Durante mais de uma década, Sarah Kellen esteve no centro de um dos escândalos sexuais mais mediáticos dos últimos anos. Agora, a antiga assistente pessoal de Jeffrey Epstein estará a ponderar quebrar o silêncio e revelar tudo o que sabe sobre o falecido milionário e a rede que o rodeava.
Segundo avança o 'RadarOnline', Kellen, que trabalhou com Epstein entre 2001 e 2016, poderá estar a considerar divulgar detalhes explosivos sobre os bastidores do caso que chocou o mundo. No entanto, fontes próximas garantem que a mulher está dividida. Por um lado, possui informações potencialmente bombásticas, por outro, teme que ao divulgar tudo o que sabe lhe possa retirar a proteção das autoridades.
“Um dia, ela poderá escrever um livro revelador, produzir um documentário para uma plataforma como a Netflix ou dar uma entrevista exclusiva na televisão”, revelou uma fonte à referida publicação. “No entanto, a informação que possui é o seu principal trunfo para tentar sair da prisão, caso venha a ser condenada. Para ela, poderá ser mais vantajoso manter esse conhecimento em reserva, caso venha a precisar dele para garantir a liberdade.”
Descrita por vários meios de comunicação norte-americanos como uma das figuras mais próximas de Epstein, Sarah Kellen terá trabalhado em estreita colaboração com Ghislaine Maxwell, a ex-socialite britânica que atualmente cumpre uma pena de 20 anos de prisão por tráfico sexual de mulheres e menores para o magnata financeiro.
Ao longo dos anos, Kellen foi apontada por várias alegadas vítimas como uma peça importante na estrutura montada por Epstein. Apesar disso, nunca chegou a ser formalmente acusada nos processos mais mediáticos relacionados com o caso, tendo sido identificada apenas como co-conspiradora não acusada no processo que levou Epstein a aceitar um controverso acordo judicial na Florida, em 2008.

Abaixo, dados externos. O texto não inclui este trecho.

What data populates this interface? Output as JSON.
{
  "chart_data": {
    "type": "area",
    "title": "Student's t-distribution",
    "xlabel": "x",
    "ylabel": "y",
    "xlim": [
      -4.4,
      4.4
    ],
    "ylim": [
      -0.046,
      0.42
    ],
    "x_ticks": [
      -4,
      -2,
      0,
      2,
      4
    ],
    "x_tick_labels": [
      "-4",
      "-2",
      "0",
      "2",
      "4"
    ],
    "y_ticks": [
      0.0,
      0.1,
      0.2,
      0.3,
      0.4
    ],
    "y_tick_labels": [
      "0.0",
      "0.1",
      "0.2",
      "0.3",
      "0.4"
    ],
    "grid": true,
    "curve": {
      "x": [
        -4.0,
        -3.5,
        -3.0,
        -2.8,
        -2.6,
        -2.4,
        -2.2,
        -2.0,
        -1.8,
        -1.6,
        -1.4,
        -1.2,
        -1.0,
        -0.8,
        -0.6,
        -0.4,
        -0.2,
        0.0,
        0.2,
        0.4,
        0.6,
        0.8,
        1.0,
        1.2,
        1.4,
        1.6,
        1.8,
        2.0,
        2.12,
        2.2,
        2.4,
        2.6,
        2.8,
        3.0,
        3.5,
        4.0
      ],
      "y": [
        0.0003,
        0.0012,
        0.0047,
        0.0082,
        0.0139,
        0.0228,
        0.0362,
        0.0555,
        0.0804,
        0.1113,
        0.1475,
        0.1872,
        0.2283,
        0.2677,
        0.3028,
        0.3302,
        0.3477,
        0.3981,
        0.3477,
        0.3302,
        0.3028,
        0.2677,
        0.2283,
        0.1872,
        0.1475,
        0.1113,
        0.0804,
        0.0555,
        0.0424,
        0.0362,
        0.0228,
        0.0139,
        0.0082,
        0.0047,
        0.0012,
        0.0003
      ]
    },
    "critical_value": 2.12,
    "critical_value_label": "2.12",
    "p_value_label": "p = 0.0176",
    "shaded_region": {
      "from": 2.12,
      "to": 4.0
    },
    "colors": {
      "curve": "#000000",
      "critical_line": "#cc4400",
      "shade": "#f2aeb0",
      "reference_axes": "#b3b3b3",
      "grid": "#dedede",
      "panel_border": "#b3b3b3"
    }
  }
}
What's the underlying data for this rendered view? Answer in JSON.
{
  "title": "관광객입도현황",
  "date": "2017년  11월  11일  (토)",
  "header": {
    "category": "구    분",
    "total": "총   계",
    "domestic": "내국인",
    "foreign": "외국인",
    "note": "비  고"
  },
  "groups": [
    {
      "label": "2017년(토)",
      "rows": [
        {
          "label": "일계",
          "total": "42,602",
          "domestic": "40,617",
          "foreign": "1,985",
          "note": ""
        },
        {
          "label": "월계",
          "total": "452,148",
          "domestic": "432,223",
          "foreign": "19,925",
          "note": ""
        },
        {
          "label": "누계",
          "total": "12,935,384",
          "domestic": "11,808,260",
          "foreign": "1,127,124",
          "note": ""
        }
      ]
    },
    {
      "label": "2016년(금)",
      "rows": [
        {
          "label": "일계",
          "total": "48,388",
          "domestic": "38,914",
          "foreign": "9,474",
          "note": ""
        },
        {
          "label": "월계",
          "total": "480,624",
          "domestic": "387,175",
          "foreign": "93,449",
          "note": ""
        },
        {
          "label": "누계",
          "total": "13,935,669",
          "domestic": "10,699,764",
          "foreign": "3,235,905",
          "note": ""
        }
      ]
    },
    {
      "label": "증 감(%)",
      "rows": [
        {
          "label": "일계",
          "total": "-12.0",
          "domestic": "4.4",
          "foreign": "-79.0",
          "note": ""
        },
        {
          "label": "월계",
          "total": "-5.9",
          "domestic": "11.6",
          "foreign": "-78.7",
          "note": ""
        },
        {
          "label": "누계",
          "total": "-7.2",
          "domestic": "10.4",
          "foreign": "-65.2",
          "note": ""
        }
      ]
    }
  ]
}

Segundo a mesma fonte, as revelações que Kellen poderá fazer têm potencial para abalar ainda mais um dos maiores escândalos criminais das últimas décadas. "Ela tem muito para dizer, para defender a sua posição. O que ela sabe chocaria o mundo", garantiu. "Ela teve um lugar na primeira fila para assistir à devassidão. Mas o valor da liberdade não tem preço", acrescentou a fonte.
Nos últimos anos, Sarah Kellen tem procurado apresentar-se como mais uma vítima da influência de Jeffrey Epstein. Em maio deste ano, durante um depoimento perante uma comissão de supervisão da Câmara dos Representantes dos Estados Unidos, afirmou ter sido manipulada e controlada pelo antigo patrão. "Fiquei presa no mundo de Jeffrey Epstein. Ele preparou-me, abusou de mim sexual e psicologicamente, controlou-me, manipulou-me, dominou-me e confundiu-me até eu já não conseguir distinguir quais os pensamentos que eram meus e quais eram dele", declarou.